Clarice e Cecília: gestos de indiferença
Carlos Alberto de Lima*
“Houve um tempo em que minha janela se abria sobre uma cidade que parecia ser feita de giz”. A frase não é de Clarice. Julguei que fosse. Lembrei-me dela ontem à noite e disse a uma amiga que, assim como eu, também adora Clarice. Depois passei a noite em claro, azedando os meus sentimentos por conta daquele equívoco: a frase é de Cecília em “A Arte de ser Feliz”.
“Perto da janela havia um pequeno jardim quase seco. Era uma época de estiagem, de terra esfarelada, e o jardim parecia morto”. Quanta coisa bonita escreveu também Cecília! “Mas todas as manhãs vinha um pobre com um balde, e, em silêncio, ia atirando com a mão umas gotas de água sobre as plantas. Não era uma rega: era uma espécie de aspersão ritual, para que o jardim não morresse”. Cecília escrevia com a alma.

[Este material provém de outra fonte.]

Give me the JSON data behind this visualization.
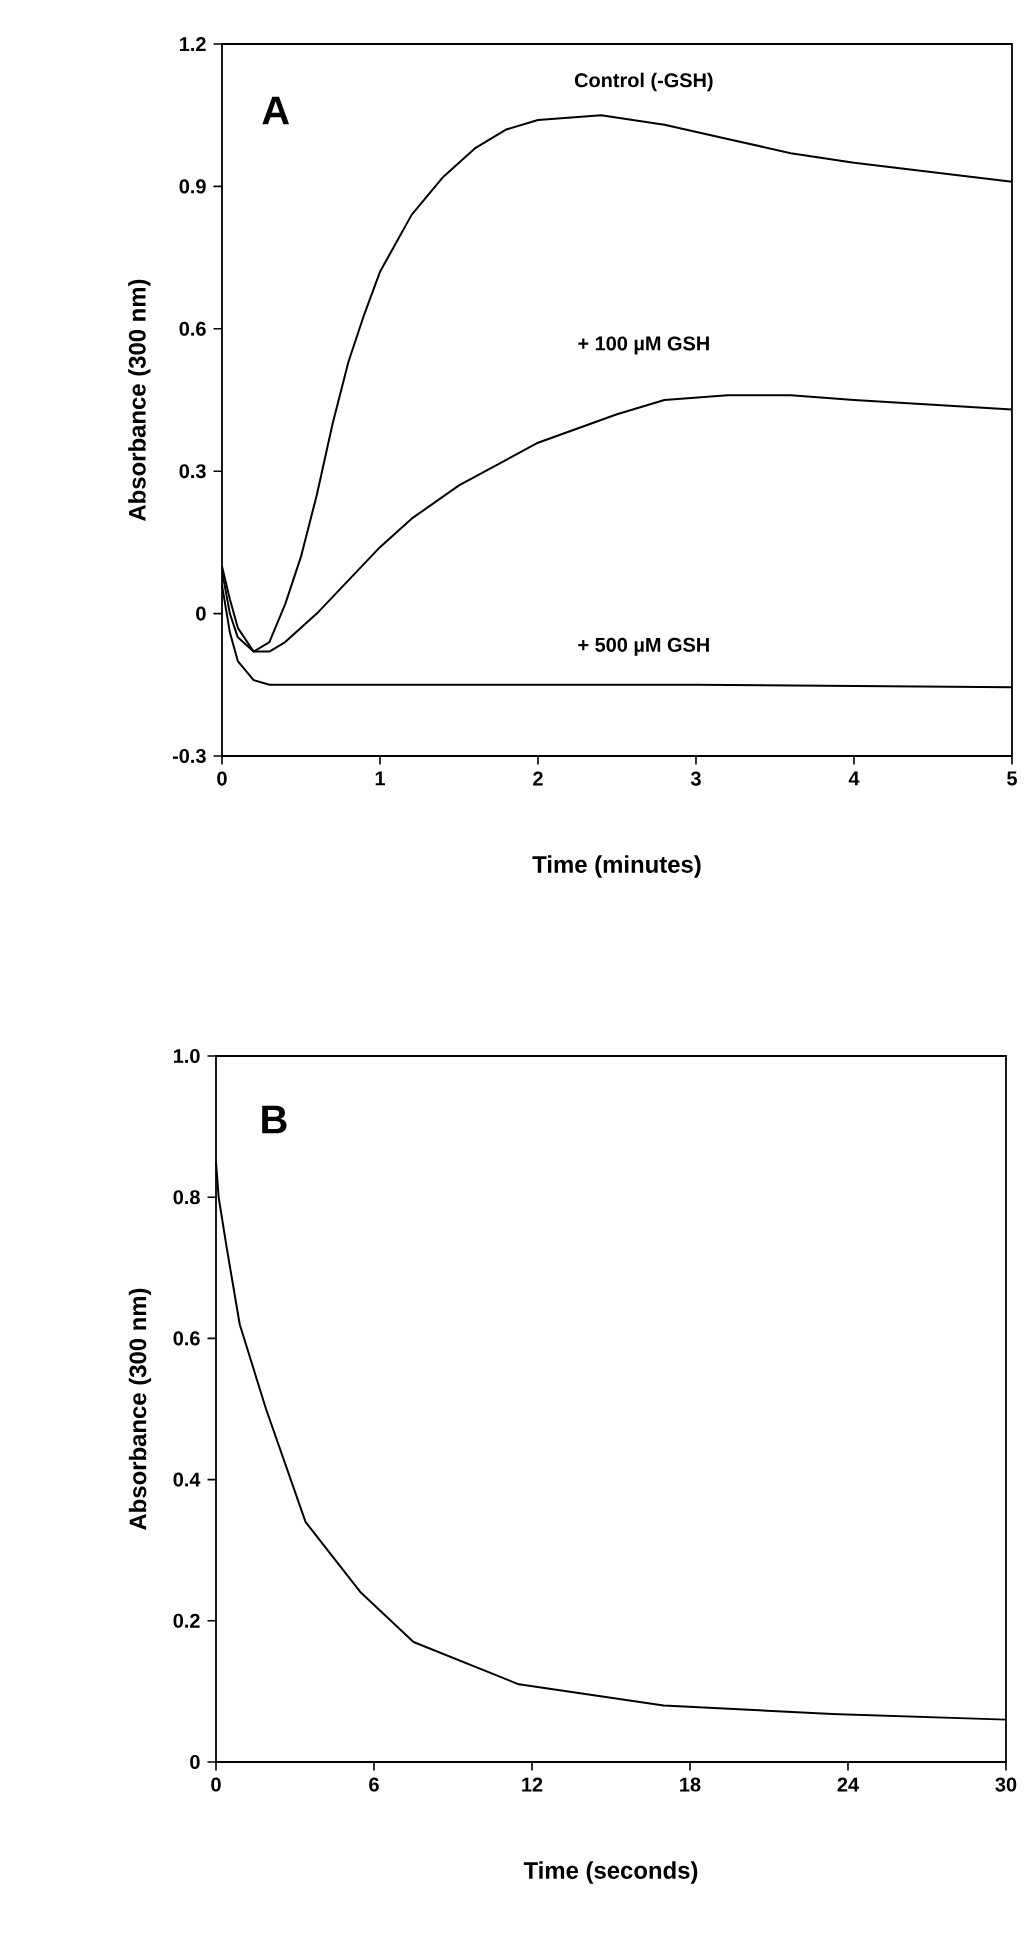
{
  "chart_data": [
    {
      "type": "line",
      "xlabel": "Time (minutes)",
      "ylabel": "Absorbance (300 nm)",
      "xlim": [
        0,
        5
      ],
      "ylim": [
        -0.3,
        1.2
      ],
      "xticks": [
        0,
        1,
        2,
        3,
        4,
        5
      ],
      "yticks": [
        -0.3,
        0,
        0.3,
        0.6,
        0.9,
        1.2
      ],
      "marker": "none",
      "line_style": "solid",
      "annotations": [
        "A"
      ],
      "series": [
        {
          "name": "Control (-GSH)",
          "color": "#000000",
          "x": [
            0,
            0.05,
            0.1,
            0.2,
            0.3,
            0.4,
            0.5,
            0.6,
            0.7,
            0.8,
            0.9,
            1.0,
            1.2,
            1.4,
            1.6,
            1.8,
            2.0,
            2.4,
            2.8,
            3.2,
            3.6,
            4.0,
            4.5,
            5
          ],
          "values": [
            0.1,
            0.03,
            -0.03,
            -0.08,
            -0.06,
            0.02,
            0.12,
            0.25,
            0.4,
            0.53,
            0.63,
            0.72,
            0.84,
            0.92,
            0.98,
            1.02,
            1.04,
            1.05,
            1.03,
            1.0,
            0.97,
            0.95,
            0.93,
            0.91
          ]
        },
        {
          "name": "+ 100 µM GSH",
          "color": "#000000",
          "x": [
            0,
            0.05,
            0.1,
            0.2,
            0.3,
            0.4,
            0.6,
            0.8,
            1.0,
            1.2,
            1.5,
            2.0,
            2.5,
            2.8,
            3.2,
            3.6,
            4.0,
            4.5,
            5
          ],
          "values": [
            0.09,
            0.0,
            -0.05,
            -0.08,
            -0.08,
            -0.06,
            0.0,
            0.07,
            0.14,
            0.2,
            0.27,
            0.36,
            0.42,
            0.45,
            0.46,
            0.46,
            0.45,
            0.44,
            0.43
          ]
        },
        {
          "name": "+ 500 µM GSH",
          "color": "#000000",
          "x": [
            0,
            0.05,
            0.1,
            0.2,
            0.3,
            1,
            3,
            5
          ],
          "values": [
            0.06,
            -0.04,
            -0.1,
            -0.14,
            -0.15,
            -0.15,
            -0.15,
            -0.155
          ]
        }
      ]
    },
    {
      "type": "line",
      "xlabel": "Time (seconds)",
      "ylabel": "Absorbance (300 nm)",
      "xlim": [
        0,
        30
      ],
      "ylim": [
        0,
        1
      ],
      "xticks": [
        0,
        6,
        12,
        18,
        24,
        30
      ],
      "yticks": [
        0,
        0.2,
        0.4,
        0.6,
        0.8,
        {
          "value": 1,
          "label": "1.0"
        }
      ],
      "marker": "none",
      "line_style": "solid",
      "annotations": [
        "B"
      ],
      "series": [
        {
          "color": "#000000",
          "x": [
            0,
            0.1,
            0.4,
            0.9,
            1.9,
            3.4,
            5.5,
            7.5,
            11.5,
            17,
            23.4,
            30
          ],
          "values": [
            0.85,
            0.8,
            0.73,
            0.62,
            0.5,
            0.34,
            0.24,
            0.17,
            0.11,
            0.08,
            0.068,
            0.06
          ]
        }
      ]
    }
  ]
}
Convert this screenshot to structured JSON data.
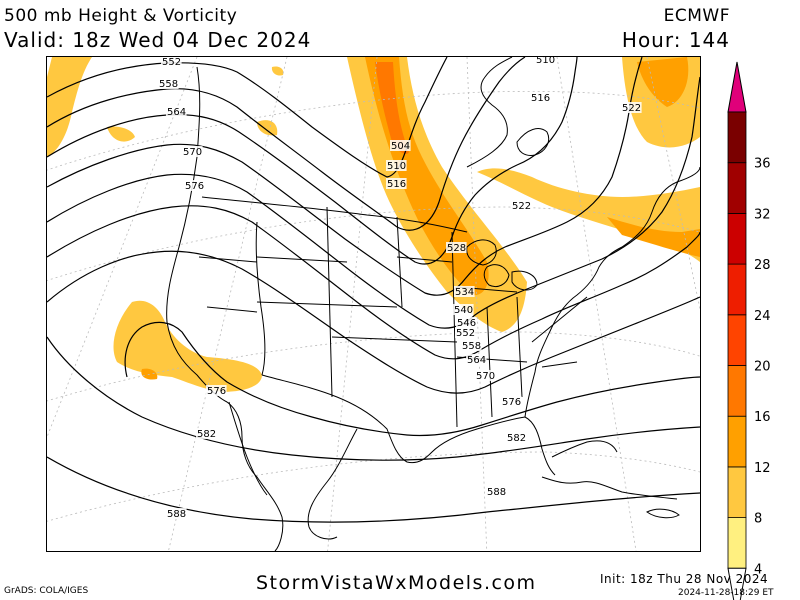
{
  "header": {
    "title_left_1": "500 mb Height & Vorticity",
    "title_left_2": "Valid: 18z Wed 04 Dec 2024",
    "title_right_1": "ECMWF",
    "title_right_2": "Hour: 144"
  },
  "colorbar": {
    "levels": [
      4,
      8,
      12,
      16,
      20,
      24,
      28,
      32,
      36
    ],
    "colors": [
      "#fff080",
      "#ffc840",
      "#ffa000",
      "#ff7800",
      "#ff4400",
      "#ee1e00",
      "#cc0000",
      "#a00000",
      "#7a0000"
    ],
    "arrow_color": "#e0007a"
  },
  "contour_labels": [
    {
      "text": "552"
    },
    {
      "text": "558"
    },
    {
      "text": "564"
    },
    {
      "text": "570"
    },
    {
      "text": "576"
    },
    {
      "text": "576"
    },
    {
      "text": "582"
    },
    {
      "text": "588"
    },
    {
      "text": "588"
    },
    {
      "text": "510"
    },
    {
      "text": "516"
    },
    {
      "text": "522"
    },
    {
      "text": "504"
    },
    {
      "text": "510"
    },
    {
      "text": "516"
    },
    {
      "text": "522"
    },
    {
      "text": "528"
    },
    {
      "text": "534"
    },
    {
      "text": "540"
    },
    {
      "text": "546"
    },
    {
      "text": "552"
    },
    {
      "text": "558"
    },
    {
      "text": "564"
    },
    {
      "text": "570"
    },
    {
      "text": "576"
    },
    {
      "text": "582"
    }
  ],
  "footer": {
    "grads": "GrADS: COLA/IGES",
    "site": "StormVistaWxModels.com",
    "init": "Init: 18z Thu 28 Nov 2024",
    "stamp": "2024-11-28-18:29 ET"
  }
}
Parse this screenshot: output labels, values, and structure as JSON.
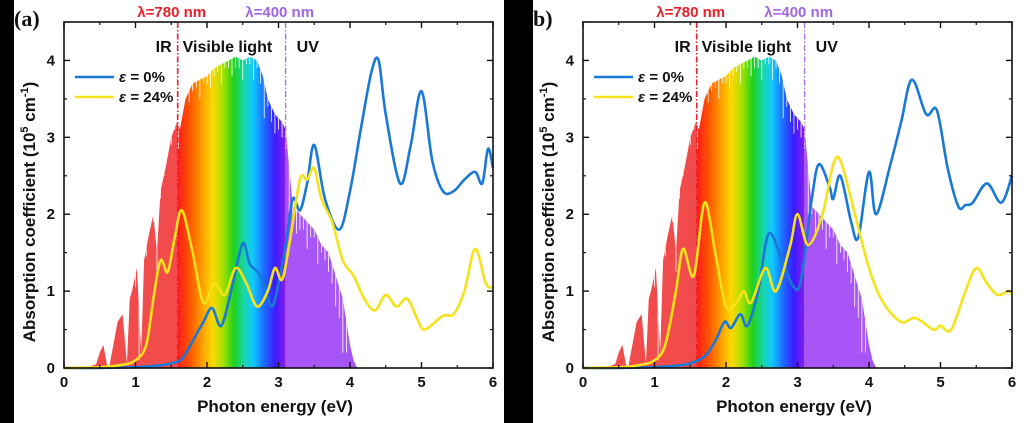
{
  "chart_data": [
    {
      "type": "line",
      "panel_label": "(a)",
      "xlabel": "Photon energy (eV)",
      "ylabel": "Absorption coefficient (10^5 cm^-1)",
      "ylabel_parts": {
        "main": "Absorption coefficient (10",
        "sup1": "5",
        "mid": " cm",
        "sup2": "-1",
        "end": ")"
      },
      "xlim": [
        0,
        6
      ],
      "ylim": [
        0,
        4.5
      ],
      "xticks": [
        0,
        1,
        2,
        3,
        4,
        5,
        6
      ],
      "yticks": [
        0,
        1,
        2,
        3,
        4
      ],
      "legend_position": "top-left",
      "annotations": {
        "ir_label": "IR",
        "visible_label": "Visible light",
        "uv_label": "UV",
        "line_780": {
          "label": "λ=780 nm",
          "x": 1.59,
          "color": "#e8202a"
        },
        "line_400": {
          "label": "λ=400 nm",
          "x": 3.1,
          "color": "#a066e0"
        }
      },
      "solar_spectrum": {
        "x": [
          0.3,
          0.45,
          0.5,
          0.55,
          0.6,
          0.63,
          0.75,
          0.82,
          0.88,
          0.92,
          0.95,
          1.02,
          1.08,
          1.12,
          1.18,
          1.25,
          1.3,
          1.35,
          1.42,
          1.5,
          1.58,
          1.62,
          1.7,
          1.8,
          1.9,
          2.0,
          2.1,
          2.2,
          2.3,
          2.4,
          2.5,
          2.6,
          2.7,
          2.78,
          2.85,
          2.95,
          3.05,
          3.1,
          3.2,
          3.3,
          3.4,
          3.5,
          3.6,
          3.7,
          3.8,
          3.9,
          4.0,
          4.05,
          4.1
        ],
        "y": [
          0,
          0.05,
          0.2,
          0.3,
          0.05,
          0,
          0.6,
          0.7,
          0.05,
          0.9,
          1.0,
          1.3,
          0.2,
          1.4,
          1.7,
          2.0,
          1.5,
          2.3,
          2.6,
          3.0,
          3.2,
          3.1,
          3.5,
          3.7,
          3.75,
          3.8,
          3.9,
          3.95,
          4.0,
          4.05,
          4.0,
          4.05,
          4.0,
          3.8,
          3.5,
          3.3,
          3.2,
          3.1,
          2.1,
          2.0,
          1.9,
          1.8,
          1.6,
          1.5,
          1.2,
          0.9,
          0.3,
          0.1,
          0
        ]
      },
      "series": [
        {
          "name": "ε = 0%",
          "color": "#1a78d6",
          "x": [
            0,
            0.5,
            1.0,
            1.3,
            1.5,
            1.65,
            1.8,
            1.95,
            2.07,
            2.2,
            2.35,
            2.5,
            2.6,
            2.75,
            2.9,
            3.0,
            3.1,
            3.2,
            3.3,
            3.4,
            3.5,
            3.65,
            3.85,
            4.0,
            4.15,
            4.3,
            4.4,
            4.5,
            4.7,
            4.85,
            5.0,
            5.15,
            5.3,
            5.45,
            5.6,
            5.75,
            5.85,
            5.93,
            6.0
          ],
          "y": [
            0,
            0,
            0.01,
            0.03,
            0.06,
            0.12,
            0.35,
            0.6,
            0.78,
            0.55,
            1.05,
            1.62,
            1.35,
            1.2,
            0.8,
            1.1,
            1.6,
            2.2,
            2.05,
            2.4,
            2.9,
            2.2,
            1.8,
            2.3,
            3.1,
            3.85,
            4.0,
            3.3,
            2.4,
            2.9,
            3.6,
            2.7,
            2.3,
            2.3,
            2.45,
            2.55,
            2.4,
            2.85,
            2.6
          ]
        },
        {
          "name": "ε = 24%",
          "color": "#f5e21a",
          "x": [
            0,
            0.5,
            0.8,
            1.0,
            1.15,
            1.25,
            1.35,
            1.45,
            1.55,
            1.65,
            1.8,
            1.95,
            2.1,
            2.25,
            2.4,
            2.55,
            2.7,
            2.85,
            2.95,
            3.05,
            3.15,
            3.3,
            3.4,
            3.5,
            3.6,
            3.75,
            3.9,
            4.05,
            4.2,
            4.35,
            4.5,
            4.65,
            4.8,
            4.95,
            5.05,
            5.3,
            5.45,
            5.6,
            5.75,
            5.9,
            6.0
          ],
          "y": [
            0,
            0.01,
            0.04,
            0.1,
            0.3,
            0.9,
            1.4,
            1.25,
            1.7,
            2.05,
            1.5,
            0.85,
            1.1,
            0.95,
            1.3,
            1.1,
            0.8,
            1.0,
            1.3,
            1.15,
            1.6,
            2.45,
            2.45,
            2.6,
            2.2,
            1.9,
            1.4,
            1.2,
            0.9,
            0.75,
            0.95,
            0.8,
            0.9,
            0.62,
            0.5,
            0.68,
            0.7,
            1.0,
            1.55,
            1.1,
            1.05
          ]
        }
      ]
    },
    {
      "type": "line",
      "panel_label": "b)",
      "xlabel": "Photon energy (eV)",
      "ylabel": "Absorption coefficient (10^5 cm^-1)",
      "ylabel_parts": {
        "main": "Absorption coefficient (10",
        "sup1": "5",
        "mid": " cm",
        "sup2": "-1",
        "end": ")"
      },
      "xlim": [
        0,
        6
      ],
      "ylim": [
        0,
        4.5
      ],
      "xticks": [
        0,
        1,
        2,
        3,
        4,
        5,
        6
      ],
      "yticks": [
        0,
        1,
        2,
        3,
        4
      ],
      "legend_position": "top-left",
      "annotations": {
        "ir_label": "IR",
        "visible_label": "Visible light",
        "uv_label": "UV",
        "line_780": {
          "label": "λ=780 nm",
          "x": 1.59,
          "color": "#e8202a"
        },
        "line_400": {
          "label": "λ=400 nm",
          "x": 3.1,
          "color": "#a066e0"
        }
      },
      "solar_spectrum": {
        "x": [
          0.3,
          0.45,
          0.5,
          0.55,
          0.6,
          0.63,
          0.75,
          0.82,
          0.88,
          0.92,
          0.95,
          1.02,
          1.08,
          1.12,
          1.18,
          1.25,
          1.3,
          1.35,
          1.42,
          1.5,
          1.58,
          1.62,
          1.7,
          1.8,
          1.9,
          2.0,
          2.1,
          2.2,
          2.3,
          2.4,
          2.5,
          2.6,
          2.7,
          2.78,
          2.85,
          2.95,
          3.05,
          3.1,
          3.2,
          3.3,
          3.4,
          3.5,
          3.6,
          3.7,
          3.8,
          3.9,
          4.0,
          4.05,
          4.1
        ],
        "y": [
          0,
          0.05,
          0.2,
          0.3,
          0.05,
          0,
          0.6,
          0.7,
          0.05,
          0.9,
          1.0,
          1.3,
          0.2,
          1.4,
          1.7,
          2.0,
          1.5,
          2.3,
          2.6,
          3.0,
          3.2,
          3.1,
          3.5,
          3.7,
          3.75,
          3.8,
          3.9,
          3.95,
          4.0,
          4.05,
          4.0,
          4.05,
          4.0,
          3.8,
          3.5,
          3.3,
          3.2,
          3.1,
          2.1,
          2.0,
          1.9,
          1.8,
          1.6,
          1.5,
          1.2,
          0.9,
          0.3,
          0.1,
          0
        ]
      },
      "series": [
        {
          "name": "ε = 0%",
          "color": "#1a78d6",
          "x": [
            0,
            0.5,
            1.0,
            1.3,
            1.5,
            1.7,
            1.85,
            1.98,
            2.07,
            2.2,
            2.3,
            2.45,
            2.6,
            2.8,
            2.95,
            3.05,
            3.2,
            3.3,
            3.45,
            3.5,
            3.6,
            3.75,
            3.85,
            4.0,
            4.1,
            4.3,
            4.45,
            4.6,
            4.8,
            4.95,
            5.1,
            5.25,
            5.35,
            5.45,
            5.65,
            5.85,
            6.0
          ],
          "y": [
            0,
            0,
            0.01,
            0.03,
            0.06,
            0.15,
            0.35,
            0.6,
            0.52,
            0.7,
            0.55,
            1.0,
            1.75,
            1.35,
            1.05,
            1.15,
            2.2,
            2.65,
            2.35,
            2.2,
            2.5,
            1.9,
            1.7,
            2.55,
            2.0,
            2.65,
            3.2,
            3.75,
            3.3,
            3.35,
            2.6,
            2.1,
            2.12,
            2.15,
            2.4,
            2.15,
            2.5
          ]
        },
        {
          "name": "ε = 24%",
          "color": "#f5e21a",
          "x": [
            0,
            0.5,
            0.8,
            1.0,
            1.15,
            1.3,
            1.4,
            1.55,
            1.7,
            1.85,
            2.0,
            2.15,
            2.25,
            2.35,
            2.55,
            2.7,
            2.9,
            3.0,
            3.15,
            3.35,
            3.5,
            3.6,
            3.75,
            4.0,
            4.2,
            4.45,
            4.65,
            4.9,
            5.0,
            5.15,
            5.35,
            5.5,
            5.65,
            5.8,
            5.95,
            6.0
          ],
          "y": [
            0,
            0.01,
            0.04,
            0.1,
            0.3,
            1.0,
            1.55,
            1.2,
            2.15,
            1.5,
            0.8,
            0.85,
            1.0,
            0.85,
            1.3,
            1.0,
            1.6,
            2.0,
            1.6,
            2.0,
            2.65,
            2.7,
            2.2,
            1.3,
            0.85,
            0.6,
            0.65,
            0.5,
            0.55,
            0.5,
            1.0,
            1.3,
            1.1,
            0.95,
            1.0,
            0.95
          ]
        }
      ]
    }
  ]
}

“E eu olhava para as plantas, para o homem, para as gotas de água que caíam de seus dedos magros e meu coração ficava completamente feliz”. Ser feliz é mesmo uma arte e, assim como Clarice, Cecília sabia disso muito bem. Talvez por isso eu tenha confundido o que foi escrito por Cecília, com o que poderia ter sido escrito pela Clarice que, também, quando escreveu sobre o amor, em “Laços de Família”, foi maravilhosa ao incluir na história um cego que mascava chicles. E esse cego, fez com que Ana, personagem chave da história de amor de Clarice, acabasse mudando a sua rotina que antes parecia imutável.
Clarice Lispector e Cecília Meireles continuarão sendo para mim, e talvez para a minha amiga, adepta de uma boa leitura e dona de uma mente hipersensível às coisas boas, as duas maiores escritoras de todos os tempos.
Pela manhã, consegui cerrar os olhos e neutralizar a mente o suficiente para protagonizar o meu dia. Um dia que poderia ter sido
normal como os outros. Não rotineiros como os de Ana antes de ver um cego que mascava chicles ou como os dias daquele pobre que espargia água sobre as plantas, garantindo-lhes a vida, em “A Arte de ser Feliz”.
Um dia que poderia ter-me sido normal, não fosse um pequeno incidente, um ato quase insignificante, um pequeno gesto de indiferença que, por ser de indiferença, foi, para mim, um gesto monstruoso. Não fui ignorado como se ignora uma folha seca que cai do galho de uma árvore já sem vida. Teria sido melhor se assim o fosse. Foi apenas um gesto de indiferença que, por ser de indiferença, doeu em mim e doeu no meu dia.
Soube depois que aquele gesto, que aquele olhar de indiferença, fora por conta de um artigo. Do artigo: “Erradas Coisas” que escrevi dias atrás. Um artigo que não falava de um jardim vitalizado por um pobre de dedos magros; um artigo que não falava de um cego que, por mascar chicles, transformara a vida de Ana, mas um artigo que falava de certos valores da vida, principalmente do valor da dignidade humana que não edita medidas que favoreçam uns e desfavoreçam outros…
Por conta daquele artigo, recebi inúmeros parabéns em incontáveis mensagens on-line, alguns telefonemas de elogios e alguns abraços de cumplicidade. Mas também, por conta daquele artigo, recebi aquele gesto de indiferença: um único gesto de indiferença que me machucou no fundo da alma. Felizmente, para (des)machucar-me, veio-me Clarice: “O meu mistério é que eu ser apenas um meio, e não um fim, tem-me dado a mais maliciosa das liberdades”. Depois Cecília: “Às vezes, um galo canta. Às vezes, um avião passa. Tudo está certo, no seu lugar, cumprindo o seu destino”.
Gostaria de saber escrever como sabiam Clarice e Cecília para, quem sabe, receber apenas elogios. Elogios das pessoas sábias e íntegras. Das demais, talvez, apenas gestos de indiferença.